As John Dewey asserted, a school is a social place where students learn and share knowledge and construct experience. It is also a space where students experience their current life as a whole, not the place where they prepare only for the future (Dewey, 1897). In this sense, a school would influence the quality of student’s life significantly as much important as home, therefore students’ school life should be happy, satisfactory and meaningful.
Linnakylä (1996) defined ‘quality of school life (QSL)’ as students’ general well-being and satisfaction from the point of view of their positive and negative experiences, particularly in typical activities of school. In her study, QSL was categorized by six domains: general satisfaction, teacher–student relations, status in the class, identity in class, achievement and opportunity, and negative affect (p. 73).
In Korean research, ‘school life satisfaction’ and ‘school satisfaction’ have been used more commonly than QSL. Hwang (2005) utilized Huebner’s definition of school satisfaction, which refers to cognitive and emotional evaluation on the general satisfaction which students feel about experience during school life (p. 7).

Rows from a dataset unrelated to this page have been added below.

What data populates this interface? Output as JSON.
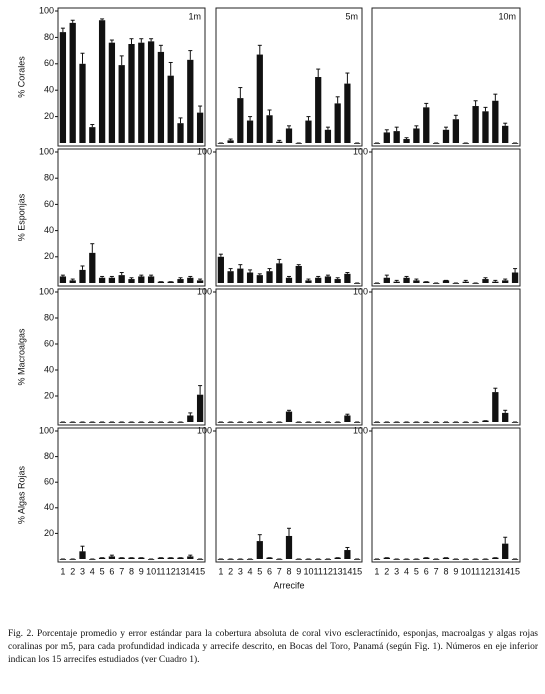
{
  "chart_data": [
    {
      "type": "bar",
      "title": "1m",
      "ylabel": "% Corales",
      "color": "#111111",
      "ylim": [
        0,
        100
      ],
      "yticks": [
        20,
        40,
        60,
        80,
        100
      ],
      "values": [
        84,
        91,
        60,
        12,
        93,
        76,
        59,
        75,
        76,
        77,
        69,
        51,
        15,
        63,
        23
      ],
      "errors": [
        3,
        2,
        8,
        2,
        1,
        2,
        7,
        4,
        3,
        2,
        5,
        10,
        4,
        7,
        5
      ]
    },
    {
      "type": "bar",
      "title": "5m",
      "color": "#111111",
      "ylim": [
        0,
        100
      ],
      "values": [
        0,
        2,
        34,
        17,
        67,
        21,
        1,
        11,
        0,
        17,
        50,
        10,
        30,
        45,
        0
      ],
      "errors": [
        0,
        1,
        8,
        3,
        7,
        4,
        1,
        2,
        0,
        3,
        6,
        2,
        5,
        8,
        0
      ]
    },
    {
      "type": "bar",
      "title": "10m",
      "color": "#111111",
      "ylim": [
        0,
        100
      ],
      "values": [
        0,
        8,
        9,
        3,
        11,
        27,
        0,
        10,
        18,
        0,
        28,
        24,
        32,
        13,
        0
      ],
      "errors": [
        0,
        2,
        3,
        1,
        2,
        3,
        0,
        2,
        3,
        0,
        4,
        3,
        5,
        2,
        0
      ]
    },
    {
      "type": "bar",
      "ylabel": "% Esponjas",
      "color": "#111111",
      "ylim": [
        0,
        100
      ],
      "yticks": [
        20,
        40,
        60,
        80,
        100
      ],
      "values": [
        5,
        2,
        10,
        23,
        4,
        4,
        6,
        3,
        5,
        5,
        1,
        1,
        3,
        4,
        2
      ],
      "errors": [
        1,
        1,
        3,
        7,
        1,
        1,
        2,
        1,
        1,
        1,
        0,
        0,
        1,
        1,
        1
      ]
    },
    {
      "type": "bar",
      "color": "#111111",
      "ylim": [
        0,
        100
      ],
      "yticks": [
        100
      ],
      "values": [
        20,
        9,
        11,
        8,
        6,
        9,
        15,
        4,
        13,
        2,
        4,
        5,
        3,
        7,
        0
      ],
      "errors": [
        2,
        2,
        3,
        2,
        1,
        2,
        3,
        1,
        1,
        1,
        1,
        1,
        1,
        1,
        0
      ]
    },
    {
      "type": "bar",
      "color": "#111111",
      "ylim": [
        0,
        100
      ],
      "yticks": [
        100
      ],
      "values": [
        0,
        4,
        1,
        4,
        2,
        1,
        0,
        2,
        0,
        1,
        0,
        3,
        1,
        2,
        8
      ],
      "errors": [
        0,
        2,
        1,
        1,
        1,
        0,
        0,
        0,
        0,
        1,
        0,
        1,
        1,
        1,
        3
      ]
    },
    {
      "type": "bar",
      "ylabel": "% Macroalgas",
      "color": "#111111",
      "ylim": [
        0,
        100
      ],
      "yticks": [
        20,
        40,
        60,
        80,
        100
      ],
      "values": [
        0,
        0,
        0,
        0,
        0,
        0,
        0,
        0,
        0,
        0,
        0,
        0,
        0,
        5,
        21
      ],
      "errors": [
        0,
        0,
        0,
        0,
        0,
        0,
        0,
        0,
        0,
        0,
        0,
        0,
        0,
        2,
        7
      ]
    },
    {
      "type": "bar",
      "color": "#111111",
      "ylim": [
        0,
        100
      ],
      "yticks": [
        100
      ],
      "values": [
        0,
        0,
        0,
        0,
        0,
        0,
        0,
        8,
        0,
        0,
        0,
        0,
        0,
        5,
        0
      ],
      "errors": [
        0,
        0,
        0,
        0,
        0,
        0,
        0,
        1,
        0,
        0,
        0,
        0,
        0,
        1,
        0
      ]
    },
    {
      "type": "bar",
      "color": "#111111",
      "ylim": [
        0,
        100
      ],
      "yticks": [
        100
      ],
      "values": [
        0,
        0,
        0,
        0,
        0,
        0,
        0,
        0,
        0,
        0,
        0,
        1,
        23,
        7,
        0
      ],
      "errors": [
        0,
        0,
        0,
        0,
        0,
        0,
        0,
        0,
        0,
        0,
        0,
        0,
        3,
        2,
        0
      ]
    },
    {
      "type": "bar",
      "ylabel": "% Algas Rojas",
      "color": "#111111",
      "ylim": [
        0,
        100
      ],
      "yticks": [
        20,
        40,
        60,
        80,
        100
      ],
      "categories": [
        "1",
        "2",
        "3",
        "4",
        "5",
        "6",
        "7",
        "8",
        "9",
        "10",
        "11",
        "12",
        "13",
        "14",
        "15"
      ],
      "values": [
        0,
        0,
        6,
        0,
        1,
        2,
        1,
        1,
        1,
        0,
        1,
        1,
        1,
        2,
        0
      ],
      "errors": [
        0,
        0,
        4,
        0,
        0,
        1,
        0,
        0,
        0,
        0,
        0,
        0,
        0,
        1,
        0
      ]
    },
    {
      "type": "bar",
      "xlabel": "Arrecife",
      "color": "#111111",
      "ylim": [
        0,
        100
      ],
      "yticks": [
        100
      ],
      "categories": [
        "1",
        "2",
        "3",
        "4",
        "5",
        "6",
        "7",
        "8",
        "9",
        "10",
        "11",
        "12",
        "13",
        "14",
        "15"
      ],
      "values": [
        0,
        0,
        0,
        0,
        14,
        1,
        0,
        18,
        0,
        0,
        0,
        0,
        1,
        7,
        0
      ],
      "errors": [
        0,
        0,
        0,
        0,
        5,
        0,
        0,
        6,
        0,
        0,
        0,
        0,
        0,
        2,
        0
      ]
    },
    {
      "type": "bar",
      "color": "#111111",
      "ylim": [
        0,
        100
      ],
      "yticks": [
        100
      ],
      "categories": [
        "1",
        "2",
        "3",
        "4",
        "5",
        "6",
        "7",
        "8",
        "9",
        "10",
        "11",
        "12",
        "13",
        "14",
        "15"
      ],
      "values": [
        0,
        1,
        0,
        0,
        0,
        1,
        0,
        1,
        0,
        0,
        0,
        0,
        1,
        12,
        0
      ],
      "errors": [
        0,
        0,
        0,
        0,
        0,
        0,
        0,
        0,
        0,
        0,
        0,
        0,
        0,
        5,
        0
      ]
    }
  ],
  "caption": "Fig. 2. Porcentaje promedio y error estándar para la cobertura absoluta de coral vivo escleractínido, esponjas, macroalgas y algas rojas coralinas por m5, para cada profundidad indicada y arrecife descrito, en Bocas del Toro, Panamá (según Fig. 1). Números en eje inferior indican los 15 arrecifes estudiados (ver Cuadro 1)."
}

In spite of common factors between Korean and Finnish educational systems such as 9-years’ compulsory education and track system starting at upper secondary level, they are still based on different political and social contexts: majoritarianism and market-based selective welfare vs. proportional representation and democracy universal welfare (Jang & Jeong, 2011). Thus, it would be interesting and meaningful to compare QSL based on different educational systems and social contexts.
Based on this background, this study will compare and analyze quality of school life of Korean and Finnish adolescents. Secondly, it will also identify and illuminate events and/or factors that influence the quality of students’ school life. By doing so, this research aims at suggesting implications on current process of Korean educational innovation related to quality of school life of students, also on Finnish education as well.
The preliminary research questions are as follows.
1. How do Korean and Finnish adolescents (6th and 8th graders) experience QSL and how is QSL different according to the two social contexts?
2. What are significant factors influencing QSL and how are the factors related to QSL?
3. What are the implications of QSL on the current process of the Korean educational innovation and Finnish education?